Enhanced Elimination

    A) EXTRACORPOREAL ELIMINATION
    1) ENHANCED ELIMINATION is NOT RECOMMENDED.
    2) Enhanced elimination, especially hemoperfusion, is not indicated or useful (Personal Communication, 1995).

Summary

    A) TOXICITY: The World Health Organization (WHO) has classified oxamyl, technical grade, as pesticide class IB (highly hazardous). Oxamyl appears to be absorbed by all routes of exposure, including the eye. Acute toxicity depends strongly on kinetics of absorption (ie, sudden absorption of low toxicity compound may have a greater effect than gradual absorption of a higher toxicity compound).

Minimum Lethal Exposure

    A) SUMMARY
    1) The World Health Organization (WHO) has classified oxamyl, technical grade, as pesticide class IB (highly hazardous) (World Health Organization, 2006).

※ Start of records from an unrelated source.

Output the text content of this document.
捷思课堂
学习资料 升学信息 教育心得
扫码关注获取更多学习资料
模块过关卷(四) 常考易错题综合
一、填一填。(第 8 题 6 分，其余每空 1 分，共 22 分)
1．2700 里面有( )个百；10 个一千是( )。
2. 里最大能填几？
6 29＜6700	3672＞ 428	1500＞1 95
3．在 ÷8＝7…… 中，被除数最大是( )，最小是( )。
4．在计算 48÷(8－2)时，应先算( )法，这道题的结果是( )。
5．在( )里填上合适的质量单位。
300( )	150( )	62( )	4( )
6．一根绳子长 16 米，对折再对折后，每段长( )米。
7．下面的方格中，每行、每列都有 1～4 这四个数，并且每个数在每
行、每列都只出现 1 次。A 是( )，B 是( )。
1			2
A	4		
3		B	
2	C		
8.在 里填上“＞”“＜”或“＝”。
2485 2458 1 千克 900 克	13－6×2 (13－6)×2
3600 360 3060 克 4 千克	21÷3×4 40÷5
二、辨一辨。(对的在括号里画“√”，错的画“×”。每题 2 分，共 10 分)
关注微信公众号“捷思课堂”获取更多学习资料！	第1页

Maximum Tolerated Exposure

    A) SUMMARY
    1) EPA Average Daily Intake based upon the No Effect Exposure Level (NOEL) in a 2 year rat study is set at 0.025 mg/kg/d. Additional data is necessary for supporting tolerance levels on fruits, vegetables and tobacco (EPA, 1988).
    2) No observable effects were noted at 25 mg/kg/day in a 90 day dog study and in a 2 year rat study (HSDB , 1999).
    B) PEDIATRIC
    1) Note that CHILDREN MAY EXHIBIT DIFFERENT PREDOMINANT SIGNS of organophosphate poisoning from adults. In studies of children poisoned by organophosphate or carbamate compounds, the major symptoms in most of them were CNS depression, stupor, flaccidity, dyspnea, and coma. Other classical signs of organophosphate poisoning, such as miosis, fasciculations, bradycardia, excessive salivation and lacrimation, and gastrointestinal symptoms, were infrequent (Sofer et al, 1989; Lifshitz et al, 1999).
    2) Children tend to be more sensitive to organophosphates than adults (Zwiener & Ginsburg, 1988).
    C) CASE REPORT
    1) ADULT
    a) Three workers at a pesticide-formulating plant developed symptoms of organophosphate poisoning associated with each worker wearing a uniform that was contaminated with 76% parathion and then laundered. The uniform had been laundered three times before the third worker wore it and he still developed nausea, vomiting, and red cell cholinesterase activity of 75% of normal (Clifford & Nies, 1989).

Workplace Standards

    A) ACGIH TLV Values for CAS23135-22-0 (American Conference of Governmental Industrial Hygienists, 2010):
    1) Not Listed

    B) NIOSH REL and IDLH Values for CAS23135-22-0 (National Institute for Occupational Safety and Health, 2007):
    1) Not Listed

    C) Carcinogenicity Ratings for CAS23135-22-0 :
    1) ACGIH (American Conference of Governmental Industrial Hygienists, 2010): Not Listed
    2) EPA (U.S. Environmental Protection Agency, 2011): Not Assessed under the IRIS program. ; Listed as: Oxamyl
    3) IARC (International Agency for Research on Cancer (IARC), 2016; International Agency for Research on Cancer, 2015; IARC Working Group on the Evaluation of Carcinogenic Risks to Humans, 2010; IARC Working Group on the Evaluation of Carcinogenic Risks to Humans, 2010a; IARC Working Group on the Evaluation of Carcinogenic Risks to Humans, 2008; IARC Working Group on the Evaluation of Carcinogenic Risks to Humans, 2007; IARC Working Group on the Evaluation of Carcinogenic Risks to Humans, 2006; IARC, 2004): Not Listed
    4) NIOSH (National Institute for Occupational Safety and Health, 2007): Not Listed
    5) MAK (DFG, 2002): Not Listed
    6) NTP (U.S. Department of Health and Human Services, Public Health Service, National Toxicology Project ): Not Listed

    D) OSHA PEL Values for CAS23135-22-0 (U.S. Occupational Safety, and Health Administration (OSHA), 2010):
    1) Not Listed

Toxicity Information

    7.7.1) TOXICITY VALUES
    A) References: RTECS, 1999 Lewis, 1996
    1) LD50- (ORAL)MOUSE:
    a) 2300 mcg/kg
    2) LD50- (INTRAPERITONEAL)RAT:
    a) 4 mg/kg
    3) LD50- (ORAL)RAT:
    a) 5 mg/kg
    b) 2500 mcg/kg
    4) LD50- (SKIN)RAT:
    a) >2250 mg/kg

Physical Characteristics

    A) Oxamyl is a white crystalline solid with a slightly sulfurous odor; however, it may occur as a component in a liquid or granular formulation (Budavari, 1996; EPA, 1988; HSDB , 1999).